Saturday, November 6, 2010
The Hindu and the Cowboy…and others: free theatre at the Kansas City Public Library
Recently, I read Donna W. Ziegenhorn’s script called “The Hindu and the Cowboy”. While we are a country with diverse people, some call it a melting-pot, before things melt, before people mix, they confront one another. This dramatic tableau one-act play of drama and music will see two performances at our Kansas City Public Library with the first being tomorrow, Sunday at 2pm at the Plaza Branch.
This show, a production of the Metropolitan Ensemble Theatre (the MET) and directed by Karen Paisley, sounds interesting. Set in present time, this post 9/11 atmosphere of ours, we will meet people with personal stories that have as a common theme the power of history and origin of us. How does who we were, shape who we are? How do we reconcile what we believe with what are as a society? How do we fit? How does what we do define who we are?
I think of how this living library of characters fits so well in the setting of a library. While each character seems to speak volumes about their life and stories, those stories reside in books and film, audio files, and downloadable text in our city’s library branches. Like this free production, the content is free. Like the free materials, we’re free to experience this with people and take that freedom to the street, too.

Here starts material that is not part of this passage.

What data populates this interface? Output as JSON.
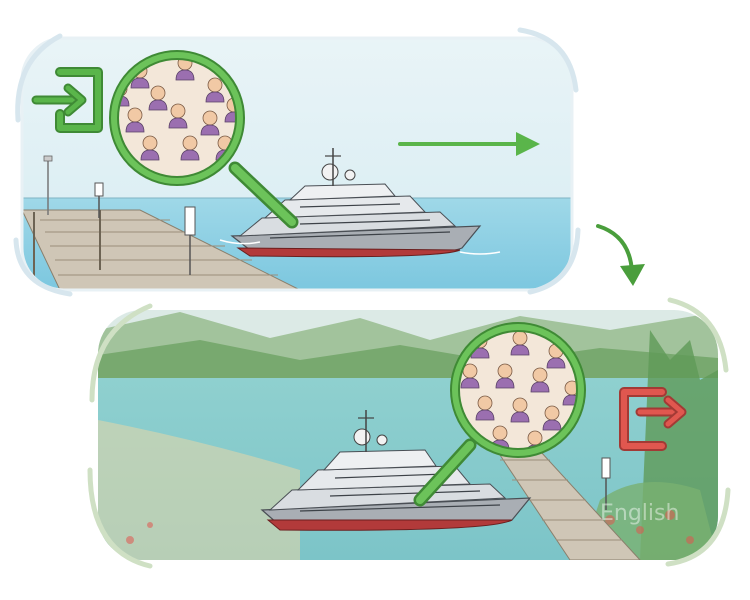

The script doesn’t sound preachy but rather expository. The characters do not possess agendas but instead long for life. Their motivation to tell, to expose and to be understood. Sounds pretty fair to me.
This is not a provincial city. This is not a provincial script. Ziegenhorn has written what she heard, interviewing real people, listening. There’s rich local authenticity to her characters, people from real local places right around your corner.
Great theatre transports you. Actors act to affect you by affecting themselves. The stage is a world but also a mirror. This reads like a wide-angle lens on our community, where you’ll see a piece of yourself while meeting multiple pieces of others. It will be a bit of a puzzle with pieces that may not fit together right now.
The Kansas City Chiefs will begin their stomp upon the Raiders tomorrow at around 4 our time. So you have time to stroll or ride to the Plaza Library to catch this play. If the pre-game snack preparation gets busy, pencil yourself in for the Monday encore performance.
This is such a cool city, this Kansas City of ours. Our library system, one of our community gems, continues to offer an abundance of programs that inject us with enriching food for the heart and mind. It’s an open forum, with beautiful public spaces that offer private nooks for learning and reflection. And this public space has theatre, too.
The Metropolitan Ensemble Theatre and Festival of Faiths of Kansas City present The Hindu and the Cowboy, a one-act play inspired by the stories of Kansas City residents, on Sunday, November 7, 2010, at 2 p.m. at the Plaza Branch, 4801 Main St.
An encore performance takes place on Monday, November 8, at 7 p.m. at the Plaza Branch.
Among the stories are those of a young Muslim and his surprise encounter with New York City fire fighters after 9/11, an African-American pastor and the enslaved grandmother he will never forget, and the Hindu and the cowboy who came face to face over the fate of land.
The idea for the play was sparked by the Mosaic Life Stories Project, undertaken in 2002 by a group of volunteers seeking to foster interfaith encounters and promote the power of stories. The project encouraged people to share stories that have affected them in a visceral way.
A reception hosted by Saint Andrew Christian Church follows each performance. After the reception, the Metropolitan Ensemble Theatre will present a preview of new stories.